Dear @kavithamallayaa,

We can definitely continue by e-mail. In the meantime, I suggest you try RELAX (with the recent release, 2.5.23) which includes SRV. See https://github.com/veg/hyphy-analyses/tree/master/SRV

If you suspect heterotachy, see if --srv Branch-site modifies RELAX results.

Best, Sergei

kavithamallayaa commented 3 years ago

I will definitely try that.

Can you please provide me your email address for further discussion.

Regards Kavitha

On Sat, 21 Nov 2020 at 07.52 Sergei Pond notifications@github.com wrote:

Dear @kavithamallayaa https://github.com/kavithamallayaa,

We can definitely continue by e-mail. In the meantime, I suggest you try RELAX (with the recent release, 2.5.23) which includes SRV. See https://github.com/veg/hyphy-analyses/tree/master/SRV

If you suspect heterotachy, see if --srv Branch-site modifies RELAX results.

Best, Sergei

— You are receiving this because you were mentioned. Reply to this email directly, view it on GitHub https://github.com/veg/hyphy-analyses/issues/13#issuecomment-731401311, or unsubscribe https://github.com/notifications/unsubscribe-auth/AMANSDWEM5KG2KJTFL6F5OLSQ3JIDANCNFSM4T24KNUQ .

spond commented 3 years ago

Dear @kavithamallayaa,

spond at temple dot edu

Best, Sergei

gwct commented 2 years ago

Hello, I have a similar request to the OP, but with a key difference: I would like to know the dN and dS values computed or averaged over all branches in my tree, per locus, rather than per branch (so one value per locus).
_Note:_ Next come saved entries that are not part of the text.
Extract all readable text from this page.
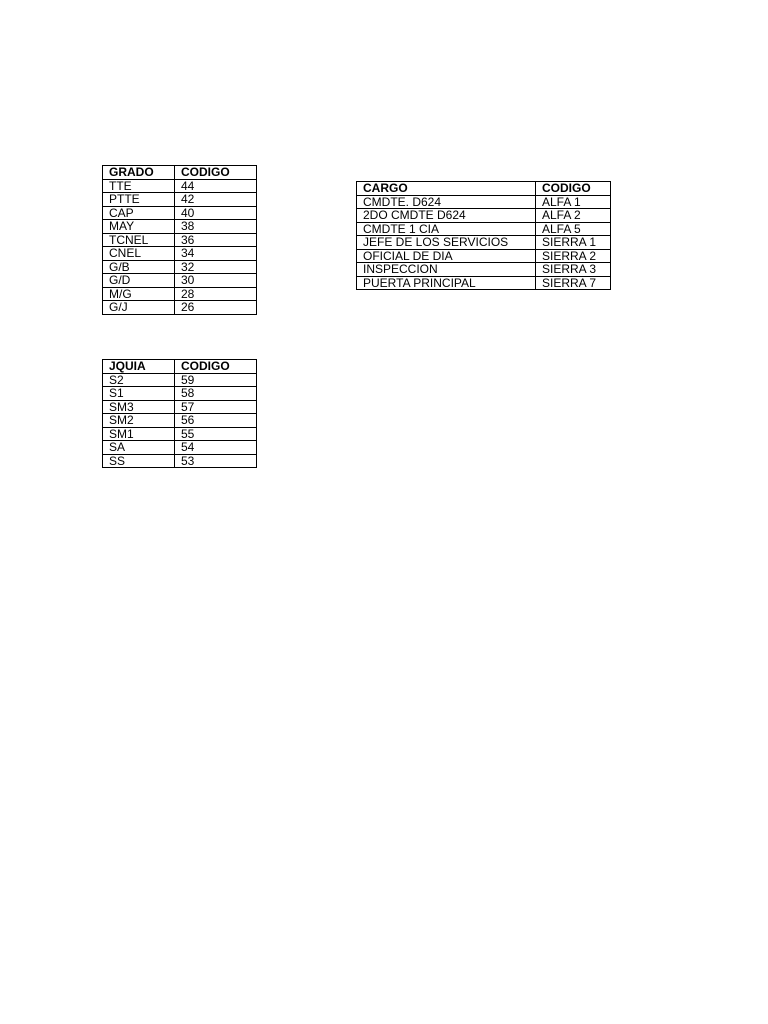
GRADO	CODIGO
TTE	44
PTTE	42
CAP	40
MAY	38
TCNEL	36
CNEL	34
G/B	32
G/D	30
M/G	28
G/J	26
JQUIA	CODIGO
S2	59
S1	58
SM3	57
SM2	56
SM1	55
SA	54
SS	53
CARGO	CODIGO
CMDTE. D624	ALFA 1
2DO CMDTE D624	ALFA 2
CMDTE 1 CIA	ALFA 5
JEFE DE LOS SERVICIOS	SIERRA 1
OFICIAL DE DIA	SIERRA 2
INSPECCION	SIERRA 3
PUERTA PRINCIPAL	SIERRA 7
I thought to use FitMG94, but I'm recalling now (and #17 confirms) that the basic model fit approximates dN/dS for a locus without directly computing dN and dS.

I think I could achieve what I'm after by using BUSTED with --srv Yes, setting all branches as test branches, and parsing the dN and dS values from the "Rate distributions" in the "fits" field. But I'm not sure this is a correct or the best solution to getting these values. Another option I can think of is to simply take the dN and dS values that are calculated per branch using FitMG94 with the --type local option.

Any feedback is appreciated. Thanks! -Gregg

spond commented 2 years ago

Dear @gwct,

By locus here, do you mean "gene" (or alignment)? Do you simply want to "unpack" dN/dS, i.e. get the global dN and global dS estimates?

Best, Sergei

gwct commented 2 years ago

Hi @spond, Yes, by locus in this case I mean an alignment for a single gene. And yes I basically just want to unpack the dN/dS estimate (e.g. from FitMG94) to a single dN and a single dS estimate per gene. I just wasn't sure if this is already computed somewhere or if the best thing to do would be to just average across all branches per gene. Thanks! -Gregg

spond commented 2 years ago

Dear @gwct,

Those would be best approximated by summing dS and dN estimated for each branch in the tree in FitMG94.bf output json. You can do with the a simple Python script

import json, sys

with open (sys.argv[1], 'r') as fh:
    results = json.load (fh)
    ES = 0
    EN = 0
    for b, bl in results["branch attributes"]["0"].items():
        ES += bl ["dS"]
        EN += bl ["dN"]

    print ("dS = %g, dN = %g" % ((ES, EN)))

or with a (jq)[https://stedolan.github.io/jq/] one liners

% jq '.["branch attributes"]["0"] | [.[]."dS"] | add' CD2.nex.FITTER.json
2.1055388373159993
 % jq '.["branch attributes"]["0"] | [.[]."dN"] | add' CD2.nex.FITTER.json
1.620885081098434

Best, Sergei

gwct commented 2 years ago

Ok, got it. I thought I could do that but just wanted to be sure it wasn't already computed somewhere.

I notice you say sum the values. Should they not also be divided by the number of branches to get an average, or am I missing something? Thanks! -Gregg

spond commented 2 years ago

Dear @gwct,

There's no average to compute here. The quantity is aggregate over the entire tree, defined as

dS = expected number of synonymous substitutions / expected synonymous sites
dN = expected number of non-synonymous substitutions / expected non-synonymous sites

The numerators are totals over the tree. The denominators do not depend on branches (they are a function of base composition).

Best, Sergei

gwct commented 2 years ago

Right, that makes sense of course, since all the branches have the same denominator. So from the FitMG94.bf output, for dN and dS I'm taking the sum of dN and dS for each branch like you said, and for dN/dS I'm just using the value estimated in the json["fits"]["Standard MG94"]["Rate Distributions"]["non-synonymous/synonymous rate ratio"] field. Thanks again! -Gregg

spond commented 2 years ago

Dear @gwct,

Correct; but the two dN/dS values will not be the same. The directly estimated one (form the json) is the one to use.

Best, Sergei